On Friday we went analog. Old school. I stood up in front of the class, no screen, and actually wrote stuff on the white board while we talked. Forget the spirit days or the music: this was the most authentically 80s thing we've done all year.
Our journal topic was your account of your learning progress in this course. As we discussed, that may have to do with the AP exam, and/or literature & composition, and/or your masterpiece (a.k.a. senior project, collaborative working group, big question). You all have individual goals, and therefore you all have slightly different interests in different elements of this learning experience.
The key theme of the day was "learning experience." We talked about the fact that learning is an active sense-making process and not just the passive consumption of facts provided by an authority figure who periodically deposits information through lecture and withdraws information through tests. Education theorist Paolo Friere called that sort of thing "the banking model" of education. Spoiler: the banking model doesn't create lifelong learners. It creates oppressed, uncreative people who can't wait to stop being taught.

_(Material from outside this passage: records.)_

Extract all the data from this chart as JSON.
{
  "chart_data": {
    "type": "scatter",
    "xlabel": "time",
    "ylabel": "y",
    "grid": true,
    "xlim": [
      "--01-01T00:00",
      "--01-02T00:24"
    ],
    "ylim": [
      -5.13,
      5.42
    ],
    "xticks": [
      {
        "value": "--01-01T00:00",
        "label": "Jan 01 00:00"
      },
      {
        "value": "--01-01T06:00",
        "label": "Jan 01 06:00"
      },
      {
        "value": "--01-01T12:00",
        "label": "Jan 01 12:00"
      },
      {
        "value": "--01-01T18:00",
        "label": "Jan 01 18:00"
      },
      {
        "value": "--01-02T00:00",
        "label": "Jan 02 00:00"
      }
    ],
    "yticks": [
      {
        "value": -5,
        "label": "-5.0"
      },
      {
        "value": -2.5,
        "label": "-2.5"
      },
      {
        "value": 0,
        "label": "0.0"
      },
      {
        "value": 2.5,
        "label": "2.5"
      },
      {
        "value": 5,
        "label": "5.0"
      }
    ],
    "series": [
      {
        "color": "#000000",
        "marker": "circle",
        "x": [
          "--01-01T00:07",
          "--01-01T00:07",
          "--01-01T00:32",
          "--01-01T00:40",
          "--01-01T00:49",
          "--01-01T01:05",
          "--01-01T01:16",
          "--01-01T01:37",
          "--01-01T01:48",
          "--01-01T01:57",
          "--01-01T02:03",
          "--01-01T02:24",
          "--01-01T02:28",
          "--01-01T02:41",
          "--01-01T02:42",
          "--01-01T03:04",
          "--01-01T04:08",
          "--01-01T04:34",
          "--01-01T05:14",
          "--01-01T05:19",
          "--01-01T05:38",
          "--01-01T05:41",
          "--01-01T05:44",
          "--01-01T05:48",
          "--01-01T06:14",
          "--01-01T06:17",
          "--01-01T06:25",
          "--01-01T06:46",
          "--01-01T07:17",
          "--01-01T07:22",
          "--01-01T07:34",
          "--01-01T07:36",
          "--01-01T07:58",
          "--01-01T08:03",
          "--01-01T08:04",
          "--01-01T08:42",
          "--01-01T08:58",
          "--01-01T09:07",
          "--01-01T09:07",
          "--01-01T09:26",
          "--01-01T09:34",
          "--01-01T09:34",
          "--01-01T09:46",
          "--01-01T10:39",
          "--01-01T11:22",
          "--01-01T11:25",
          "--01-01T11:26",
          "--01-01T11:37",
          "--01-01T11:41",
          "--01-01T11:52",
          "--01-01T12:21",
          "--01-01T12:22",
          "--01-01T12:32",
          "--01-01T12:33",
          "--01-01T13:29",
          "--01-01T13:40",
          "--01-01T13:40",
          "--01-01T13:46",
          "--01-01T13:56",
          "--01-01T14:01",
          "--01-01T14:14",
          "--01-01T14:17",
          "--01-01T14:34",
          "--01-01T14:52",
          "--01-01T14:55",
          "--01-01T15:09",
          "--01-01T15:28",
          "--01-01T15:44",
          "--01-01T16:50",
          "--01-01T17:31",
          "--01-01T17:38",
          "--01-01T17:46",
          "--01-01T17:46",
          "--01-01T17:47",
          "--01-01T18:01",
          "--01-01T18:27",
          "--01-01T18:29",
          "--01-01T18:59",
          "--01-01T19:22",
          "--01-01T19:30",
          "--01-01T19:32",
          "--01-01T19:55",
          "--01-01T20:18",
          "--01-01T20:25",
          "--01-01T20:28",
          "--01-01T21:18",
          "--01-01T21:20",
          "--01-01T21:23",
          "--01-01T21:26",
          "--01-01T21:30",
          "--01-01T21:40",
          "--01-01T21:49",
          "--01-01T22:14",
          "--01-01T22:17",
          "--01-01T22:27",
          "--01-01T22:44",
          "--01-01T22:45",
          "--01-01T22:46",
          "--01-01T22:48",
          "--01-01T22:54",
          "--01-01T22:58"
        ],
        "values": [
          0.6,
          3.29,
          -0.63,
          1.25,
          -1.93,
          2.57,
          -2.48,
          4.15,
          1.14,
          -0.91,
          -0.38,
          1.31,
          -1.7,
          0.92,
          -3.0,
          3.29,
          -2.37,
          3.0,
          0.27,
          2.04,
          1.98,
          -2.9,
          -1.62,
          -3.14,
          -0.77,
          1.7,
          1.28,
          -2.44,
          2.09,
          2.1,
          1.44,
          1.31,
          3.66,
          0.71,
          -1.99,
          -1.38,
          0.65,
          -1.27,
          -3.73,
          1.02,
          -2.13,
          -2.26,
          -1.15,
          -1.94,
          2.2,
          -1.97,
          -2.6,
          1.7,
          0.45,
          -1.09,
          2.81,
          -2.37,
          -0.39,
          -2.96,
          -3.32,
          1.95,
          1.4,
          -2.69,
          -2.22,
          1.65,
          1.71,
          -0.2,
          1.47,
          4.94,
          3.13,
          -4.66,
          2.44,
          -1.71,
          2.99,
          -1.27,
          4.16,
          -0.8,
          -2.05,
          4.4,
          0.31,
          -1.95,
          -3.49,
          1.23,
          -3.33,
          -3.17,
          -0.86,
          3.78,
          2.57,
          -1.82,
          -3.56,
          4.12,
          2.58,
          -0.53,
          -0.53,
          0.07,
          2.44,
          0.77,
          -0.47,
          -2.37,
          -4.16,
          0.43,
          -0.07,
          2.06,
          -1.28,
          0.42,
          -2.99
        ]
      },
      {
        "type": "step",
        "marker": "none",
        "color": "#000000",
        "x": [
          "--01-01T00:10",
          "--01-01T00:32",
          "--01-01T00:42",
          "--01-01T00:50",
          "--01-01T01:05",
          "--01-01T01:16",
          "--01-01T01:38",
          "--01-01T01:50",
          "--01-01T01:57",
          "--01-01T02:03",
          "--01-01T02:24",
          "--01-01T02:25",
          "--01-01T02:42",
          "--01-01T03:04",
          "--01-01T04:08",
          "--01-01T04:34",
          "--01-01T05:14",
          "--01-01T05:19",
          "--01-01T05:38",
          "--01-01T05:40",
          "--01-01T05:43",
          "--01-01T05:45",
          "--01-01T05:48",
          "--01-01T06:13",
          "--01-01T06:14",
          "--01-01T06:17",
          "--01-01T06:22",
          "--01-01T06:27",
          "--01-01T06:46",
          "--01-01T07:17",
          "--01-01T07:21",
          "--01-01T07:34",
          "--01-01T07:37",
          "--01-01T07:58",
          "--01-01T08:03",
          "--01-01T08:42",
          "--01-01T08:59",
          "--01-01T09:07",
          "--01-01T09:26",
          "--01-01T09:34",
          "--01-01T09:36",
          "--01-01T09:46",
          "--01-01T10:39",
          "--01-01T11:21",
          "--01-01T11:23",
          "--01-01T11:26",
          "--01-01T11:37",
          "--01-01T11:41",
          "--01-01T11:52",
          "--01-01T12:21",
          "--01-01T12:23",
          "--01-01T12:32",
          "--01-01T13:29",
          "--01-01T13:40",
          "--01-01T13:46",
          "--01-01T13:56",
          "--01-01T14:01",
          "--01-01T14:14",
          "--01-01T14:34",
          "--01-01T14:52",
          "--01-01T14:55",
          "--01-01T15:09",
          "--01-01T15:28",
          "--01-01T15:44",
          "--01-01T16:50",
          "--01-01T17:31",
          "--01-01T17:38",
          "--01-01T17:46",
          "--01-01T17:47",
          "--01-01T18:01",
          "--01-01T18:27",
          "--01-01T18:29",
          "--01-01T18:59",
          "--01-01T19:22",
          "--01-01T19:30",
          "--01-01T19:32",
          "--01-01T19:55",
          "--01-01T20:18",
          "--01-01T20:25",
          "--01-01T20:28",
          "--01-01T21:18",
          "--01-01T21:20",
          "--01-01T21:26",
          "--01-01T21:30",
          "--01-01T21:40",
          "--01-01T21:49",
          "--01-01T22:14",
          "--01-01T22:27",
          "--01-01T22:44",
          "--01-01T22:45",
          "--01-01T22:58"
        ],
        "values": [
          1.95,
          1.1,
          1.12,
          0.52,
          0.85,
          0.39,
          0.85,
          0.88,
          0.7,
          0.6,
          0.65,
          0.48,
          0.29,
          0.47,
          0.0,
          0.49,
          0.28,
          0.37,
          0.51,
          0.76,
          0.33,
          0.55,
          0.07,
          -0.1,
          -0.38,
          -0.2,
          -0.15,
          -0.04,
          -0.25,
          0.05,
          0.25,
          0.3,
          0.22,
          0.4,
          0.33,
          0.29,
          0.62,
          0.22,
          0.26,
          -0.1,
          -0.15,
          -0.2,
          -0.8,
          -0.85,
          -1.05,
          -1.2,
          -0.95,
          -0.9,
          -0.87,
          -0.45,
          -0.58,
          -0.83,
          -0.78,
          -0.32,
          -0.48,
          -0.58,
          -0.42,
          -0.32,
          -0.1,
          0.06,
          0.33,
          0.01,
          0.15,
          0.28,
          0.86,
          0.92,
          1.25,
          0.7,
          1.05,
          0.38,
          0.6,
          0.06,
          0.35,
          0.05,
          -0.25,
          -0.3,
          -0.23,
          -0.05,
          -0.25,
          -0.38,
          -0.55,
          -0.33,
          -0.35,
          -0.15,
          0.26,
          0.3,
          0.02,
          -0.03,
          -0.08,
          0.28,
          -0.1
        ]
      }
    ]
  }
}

Creativity is essential. Creation is the act of putting something into the the world that didn't exist before. (Which is exactly how Terry Lawless defined music.) In fourth period Taylor illustrated the point. She said something quietly to Hannah, which had value to Hannah but not to the rest of us. But when Taylor was kind enough to repeat herself loud enough for everyone to hear, we all got to consider her words. She changed the course of the conversation and she changed our minds, if only because we started thinking different thoughts in consideration of her idea. If you think this is a small thing you are underestimating the importance of creativity, your ability to be creative, and the ways in which sharing ideas facilitates learning in a group. Your blogs are brilliant examples of how creativity leads to communication, collaboration, and critical thinking, among other positive acts that constitute learning.
By tomorrow you should have decided on a(t least one) "test" for your masterpiece. This should be a showcase for you to demonstrate what you know and what you can do. Although some of you are using your masterpiece to prepare for academic coursework or careers, and some of those careers do require tests like the ones you've seen in school, you shouldn't limit a demonstration of your expertise to multiple choice responses when your blogs already say so much more. You can show what you're learning-- and what you can do-- by writing about it, sharing pictures, embedding video, linking to other sites, and/or using some of the tools we introduced last semester (mind maps, etherpads, etc.).
If you have questions or need ideas, please comment to this post and let us help. This week you will be inviting at least one expert to your blog-- let's make sure that person comes away suitably impressed. Enjoy the rest of the weekend.